In recent years, the Kroger store corner became a drug store and then, at the time of the razing, this was a floor-covering store.  Greta Petersen’s Gallery was in Brinkroger’s old location, and Creative Hair Concepts was in the location of the old Camargo Bank of Madeira.

Dot Perin remembers this area well, for she lived there in the 1930’s with her husband, David.  After they married, they lived in Madisonville for a while.  Then they moved to Southelde in Madeira and then moved into the upstairs apartment over the Camargo Bank of Madeira.

At the time they lived there, Dot says, one of the front windows in their apartment fell out.  The owner replaced it, but the replacement didn’t match, the replacement window always looked strange.

The reason it didn’t match, Dick Valentiner says, was that all the original windows in the buildings were made of leaded glass.  The new replacement window wasn’t.

Dot remembers that her husband’s brother, Ed Perin, owned a barbershop in the basement under the buildings.  The entrance to the basement barbershop was on Miami Avenue, and you went down a flight of outside steps to get to it.

After the barbershop left, this became a little restaurant, she say.

Dot and David Perin ha two children, John and Cathy, who never lived there.  By the time they were born, the Perins had built a house on Sanoma Avenue.

But Cathy remembers this area well.  She is now Cathy Smith and lives near Lynchburg, Ohio, not far from her uncle, and Dot’s brother Brownie Morgan.

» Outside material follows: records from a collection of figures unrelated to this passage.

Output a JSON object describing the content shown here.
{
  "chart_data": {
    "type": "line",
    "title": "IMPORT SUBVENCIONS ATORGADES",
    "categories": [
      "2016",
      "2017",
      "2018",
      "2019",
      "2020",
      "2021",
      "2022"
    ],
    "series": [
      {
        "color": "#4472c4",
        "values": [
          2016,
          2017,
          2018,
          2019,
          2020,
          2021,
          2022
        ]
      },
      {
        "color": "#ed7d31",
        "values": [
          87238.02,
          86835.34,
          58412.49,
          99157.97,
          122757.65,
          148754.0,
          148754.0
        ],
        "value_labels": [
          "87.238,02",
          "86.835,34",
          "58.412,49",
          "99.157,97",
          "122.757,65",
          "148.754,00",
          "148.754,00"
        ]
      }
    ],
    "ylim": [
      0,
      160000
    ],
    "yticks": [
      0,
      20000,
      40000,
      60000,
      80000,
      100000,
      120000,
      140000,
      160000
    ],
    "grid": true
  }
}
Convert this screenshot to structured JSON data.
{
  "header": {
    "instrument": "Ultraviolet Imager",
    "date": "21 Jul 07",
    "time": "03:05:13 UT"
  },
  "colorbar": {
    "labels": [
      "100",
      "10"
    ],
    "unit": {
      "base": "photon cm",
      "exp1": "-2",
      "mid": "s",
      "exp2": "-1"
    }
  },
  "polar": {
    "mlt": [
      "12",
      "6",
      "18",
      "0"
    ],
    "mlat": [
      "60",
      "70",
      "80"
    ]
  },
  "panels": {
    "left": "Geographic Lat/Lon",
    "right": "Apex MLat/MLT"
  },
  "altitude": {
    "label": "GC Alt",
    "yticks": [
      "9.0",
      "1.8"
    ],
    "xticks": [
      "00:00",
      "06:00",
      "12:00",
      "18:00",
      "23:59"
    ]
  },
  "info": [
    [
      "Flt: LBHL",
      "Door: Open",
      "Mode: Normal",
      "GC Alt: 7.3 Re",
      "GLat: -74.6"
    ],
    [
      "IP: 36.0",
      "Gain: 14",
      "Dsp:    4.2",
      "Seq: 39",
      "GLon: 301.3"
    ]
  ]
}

Cathy remembers going to the little basement restaurant for lunch every day when she was in first grade at the old school just across the street.  She was allowed to leave school to go eat lunch.

This would have been in 1952-53, she says, and the restaurant was owned by Betty Hudgins.  She would get a plate lunch or a hamburger.

These days, Cathy comes to Madeira once a week to see her mother, who still lives on Sanoma.  Like all the Morgans, gardening runs in her blood, and she has a job working in a greenhouse and plant store.  She’s also the proud mother of 19 year-old Nick, who’s an Eagle Scout and goes to Southern Stare College in Hillsboro.  He also works at a job.

Lucille Davis had lived in this Camargo road area for years and still lives there.  Much of her life is tied up on that corner.

Lucille is a faithful reader and strong supporter of this column.  In fact, she won the first MILER (Most Interesting Letter Expressed to Regina) ever given.

Lucille and her husband, Barton, moved to her present Camargo Road address from Clifton, in 1951.  Barton was to be the manager of the King Duffy Grocery that was located in the United Dairy Farmers building.  After only a short time, Mr. King died leaving Lucille’s husband without a job.

Barton then went to work at a small meat market in the building where Creative Hair Concepts most recently was.  This had previously been the site of the bank, over which Dot Perin had lived.

The meat market later moved on up Camargo road and became Greenwood Food Market.  Lucille remembers that they served so many wonderful people and customer there.  Then, unfortunately, in 1955, Barton died.

At his untimely death, Lucille was left with three small children. Their oldest, Kenneth, was 6.   Roger was 12 months, and Judy was only 2 months old.

It was a precarious spot for Lucille, but she made it with the help and support of friends.  She still remembers the kindness of people to her.  She stayed on, and her three children grew up here.  All graduated from Madeira High School.  Kenneth is still here, with the fire department.   He’s at the Indian Hill station.

“As I drive or walk up Camargo Road now,” Lucille said, “I have so many memories of this area over the past 47 years.  I find it hard not to get a little weepy and teary-eyed over the changes.  I can only hope that progress is good.”

Maybe.  Time will tell if progress is good.  But Dot Perin, Cathy Smith, and Dick Valentiner all share her feelings over the changes.  All have many memories tied up in that corner.  All remember the way it was.

Dot Perin, right, once lived in an upstairs apartment in the buildings torn down to build a Walgreens. Her daughter, Cathy Smith, center, remembers eating her first-grade lunches in a little restaurant there on the corner, in 1952-53. Brownie Morgan, Dot’s brother, is on the left.